Khéorte

Khéorte

Un arbre puissant, imposant, qui s’élève au-dessus du genre humain. Un arbre qui respire, mais dont le destin est intimement lié à celui de celle qui lui a donné vie. Un cœur éclatant et une âme scintillante.

Huluwa savait que son fragment de noyau recelait mille trésors, que ses possibilités étaient intarissables. Et si la protection de son royaume n’avait pas de prix, elle savait que, dans l’éventualité où elle viendrait à disparaître, les Terres Nobles ne lui survivraient pas. La guerre n’épargnait rien ni personne, et elle avait besoin à cet effet d’un protecteur, un puissant gardien qui lutterait avec et pour elle.

En s’enfonçant dans les terres reculées de son territoire, Huluwa se mit en quête du plus pur et du plus puissant des arbres. Elle sondait leur for intérieur, interrogeait leur cœur, pénétrait leur âme. Elle ne put que constater qu’aucun ne satisfaisait ses ambitions, et, alors qu’elle s’était résolue à abandonner ce secteur, elle aperçut non loin d’elle de petites branches qui semblaient lui faire signe. Un arbuste maigrelet se tenait face à elle, qui luttait pour garder sa contenance dans la bourrasque qui s’était levée. Huluwa, séduite par ce petit être en devenir, s’agenouilla à ses côtés, et unit son cœur au sien. Elle sentit, malgré les apparences et les préjugés du premier abord, une volonté à tout rompre et une loyauté sans faille. Elle crut l’entendre lui parler par le froissement de ses petites feuilles contre sa joue. Khé…orte. Huluwa sut avec certitude que son fidèle compagnon se tenait là.

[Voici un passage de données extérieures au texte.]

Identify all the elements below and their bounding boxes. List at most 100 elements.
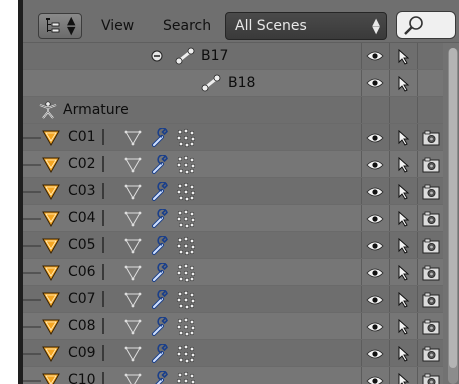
eye-icon[interactable] xyxy=(366,321,384,333)
particles-icon[interactable] xyxy=(176,209,196,229)
display-mode-value: All Scenes xyxy=(235,18,307,34)
view-menu[interactable]: View xyxy=(101,18,134,34)
vertex-groups-icon[interactable] xyxy=(124,345,142,363)
editor-type-button[interactable]: ▲ ▼ xyxy=(38,13,82,39)
particles-icon[interactable] xyxy=(176,263,196,283)
wrench-icon[interactable] xyxy=(150,182,170,202)
cursor-icon[interactable] xyxy=(397,130,411,146)
cursor-icon[interactable] xyxy=(397,184,411,200)
tree-line xyxy=(23,164,41,166)
eye-icon[interactable] xyxy=(366,348,384,360)
outliner-editor: ▲ ▼ View Search All Scenes ▲ ▼ B17 B18 A… xyxy=(18,0,459,384)
item-name: C06 xyxy=(68,264,96,280)
list-item[interactable]: B18 xyxy=(23,70,443,97)
scrollbar-thumb[interactable] xyxy=(449,48,457,368)
vertex-groups-icon[interactable] xyxy=(124,129,142,147)
eye-icon[interactable] xyxy=(366,159,384,171)
list-item[interactable]: C06 xyxy=(23,259,443,286)
cursor-icon[interactable] xyxy=(397,319,411,335)
list-item[interactable]: B17 xyxy=(23,43,443,70)
collapse-icon[interactable] xyxy=(151,50,163,62)
eye-icon[interactable] xyxy=(366,240,384,252)
search-menu[interactable]: Search xyxy=(163,18,211,34)
vertex-groups-icon[interactable] xyxy=(124,156,142,174)
camera-icon[interactable] xyxy=(422,157,440,173)
particles-icon[interactable] xyxy=(176,155,196,175)
wrench-icon[interactable] xyxy=(150,371,170,384)
wrench-icon[interactable] xyxy=(150,128,170,148)
cursor-icon[interactable] xyxy=(397,49,411,65)
wrench-icon[interactable] xyxy=(150,290,170,310)
vertex-groups-icon[interactable] xyxy=(124,291,142,309)
separator xyxy=(102,345,104,361)
tree-line xyxy=(23,380,41,382)
particles-icon[interactable] xyxy=(176,344,196,364)
cursor-icon[interactable] xyxy=(397,346,411,362)
mesh-object-list: C01 C02 C03 C04 C05 C06 C07 C08 C09 C10 xyxy=(23,124,443,384)
item-name: C10 xyxy=(68,372,96,384)
cursor-icon[interactable] xyxy=(397,238,411,254)
particles-icon[interactable] xyxy=(176,317,196,337)
camera-icon[interactable] xyxy=(422,319,440,335)
wrench-icon[interactable] xyxy=(150,344,170,364)
cursor-icon[interactable] xyxy=(397,76,411,92)
camera-icon[interactable] xyxy=(422,238,440,254)
vertex-groups-icon[interactable] xyxy=(124,372,142,384)
camera-icon[interactable] xyxy=(422,346,440,362)
list-item[interactable]: C01 xyxy=(23,124,443,151)
vertex-groups-icon[interactable] xyxy=(124,264,142,282)
mesh-triangle-icon xyxy=(42,319,60,336)
list-item[interactable]: C07 xyxy=(23,286,443,313)
camera-icon[interactable] xyxy=(422,211,440,227)
list-item[interactable]: C08 xyxy=(23,313,443,340)
camera-icon[interactable] xyxy=(422,184,440,200)
particles-icon[interactable] xyxy=(176,236,196,256)
wrench-icon[interactable] xyxy=(150,209,170,229)
cursor-icon[interactable] xyxy=(397,265,411,281)
list-item[interactable]: C02 xyxy=(23,151,443,178)
camera-icon[interactable] xyxy=(422,292,440,308)
outliner-scrollbar[interactable] xyxy=(448,48,458,384)
cursor-icon[interactable] xyxy=(397,211,411,227)
item-name: C03 xyxy=(68,183,96,199)
cursor-icon[interactable] xyxy=(397,292,411,308)
vertex-groups-icon[interactable] xyxy=(124,318,142,336)
list-item[interactable]: Armature xyxy=(23,97,443,124)
eye-icon[interactable] xyxy=(366,213,384,225)
vertex-groups-icon[interactable] xyxy=(124,210,142,228)
eye-icon[interactable] xyxy=(366,186,384,198)
eye-icon[interactable] xyxy=(366,77,384,89)
eye-icon[interactable] xyxy=(366,375,384,384)
camera-icon[interactable] xyxy=(422,373,440,384)
cursor-icon[interactable] xyxy=(397,373,411,384)
item-name: C02 xyxy=(68,156,96,172)
list-item[interactable]: C03 xyxy=(23,178,443,205)
mesh-triangle-icon xyxy=(42,157,60,174)
eye-icon[interactable] xyxy=(366,132,384,144)
wrench-icon[interactable] xyxy=(150,317,170,337)
list-item[interactable]: C05 xyxy=(23,232,443,259)
list-item[interactable]: C04 xyxy=(23,205,443,232)
list-item[interactable]: C09 xyxy=(23,340,443,367)
mesh-triangle-icon xyxy=(42,292,60,309)
particles-icon[interactable] xyxy=(176,182,196,202)
eye-icon[interactable] xyxy=(366,267,384,279)
camera-icon[interactable] xyxy=(422,130,440,146)
particles-icon[interactable] xyxy=(176,290,196,310)
list-item[interactable]: C10 xyxy=(23,367,443,384)
search-input[interactable] xyxy=(396,11,456,39)
separator xyxy=(102,372,104,384)
cursor-icon[interactable] xyxy=(397,157,411,173)
separator xyxy=(102,237,104,253)
eye-icon[interactable] xyxy=(366,294,384,306)
particles-icon[interactable] xyxy=(176,128,196,148)
vertex-groups-icon[interactable] xyxy=(124,237,142,255)
wrench-icon[interactable] xyxy=(150,236,170,256)
vertex-groups-icon[interactable] xyxy=(124,183,142,201)
particles-icon[interactable] xyxy=(176,371,196,384)
camera-icon[interactable] xyxy=(422,265,440,281)
wrench-icon[interactable] xyxy=(150,263,170,283)
eye-icon[interactable] xyxy=(366,50,384,62)
wrench-icon[interactable] xyxy=(150,155,170,175)
display-mode-select[interactable]: All Scenes ▲ ▼ xyxy=(225,12,387,40)
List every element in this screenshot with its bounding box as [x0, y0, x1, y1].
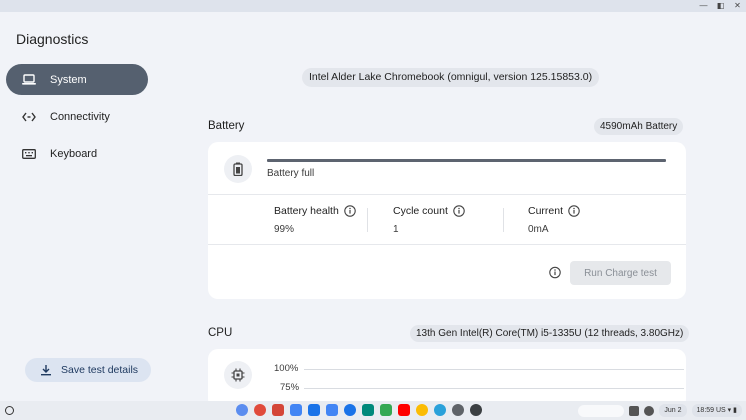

Elle scinda son fragment de noyau et le déposa au cœur de son tronc. Un halo lumineux l’entoura à mesure qu’il grandissait et que sa domination s’installait. Doté de bras et de jambes et du pouvoir de la nature, Khéorte était né. Le plus modeste des arbustes était devenu le protecteur le plus redoutable d’Huluwa.

La guerre terminée, Khéorte s’en était retourné dans son petit coin de forêt paisible, Boiscillant. Là-bas, ses habitants vivaient en autarcie, protégés par la dense verdure qui les dissimulait au reste du monde. Khéorte vivait en ermite, en observant avec circonspection ses amis, qui regardaient curieusement cet arbre aux aspects humains qui avait survécu à la guerre. De temps à autres, il faisait émerger de son sceptre de petits lutins aux couleurs chatoyantes et aux pouvoirs fabuleux, qui déclenchaient l’hilarité des enfants qui l’entouraient avec délectation et courraient derrière lui afin de profiter de la multitude de ses compagnons magiques.

L’explosion au palais d’Adamantis avait changé la donne. Huluwa invita ses compagnons Explorateurs à la rejoindre au sein des Terres Nobles, afin qu’ils soient protégés le temps d’élaborer un plan. Ainsi, se présentèrent aux portes du royaume de la nature Méliandre et Rhéa, qui réalisèrent le signe d’autorisation d’entrée sur les terres auprès du Gardien Vénérable. Au petit matin, l’on retrouva Cairnos assis en tailleur en demi-sommeil, dont la condition humanoïde avait été un obstacle pour suivre ses congénères. Khéorte, curieux d’avoir senti une telle présence aux portes des Terres Nobles, osa passer une tête par-delà le portail, et observait avec amusement l’Explorateur de Brasaria fulminer, incapable de passer la vigilance du Gardien Vénérable. Mais Huluwa l’appelait : il était temps de la rejoindre, accompagné de ce drôle de personnage, avant de partir en guerre. Encore.
Au moins, il se sentirait moins seul dans sa condition. Avec le grand lézard, ils seraient deux à ne pas être totalement humains. Khéorte l’appréciait déjà.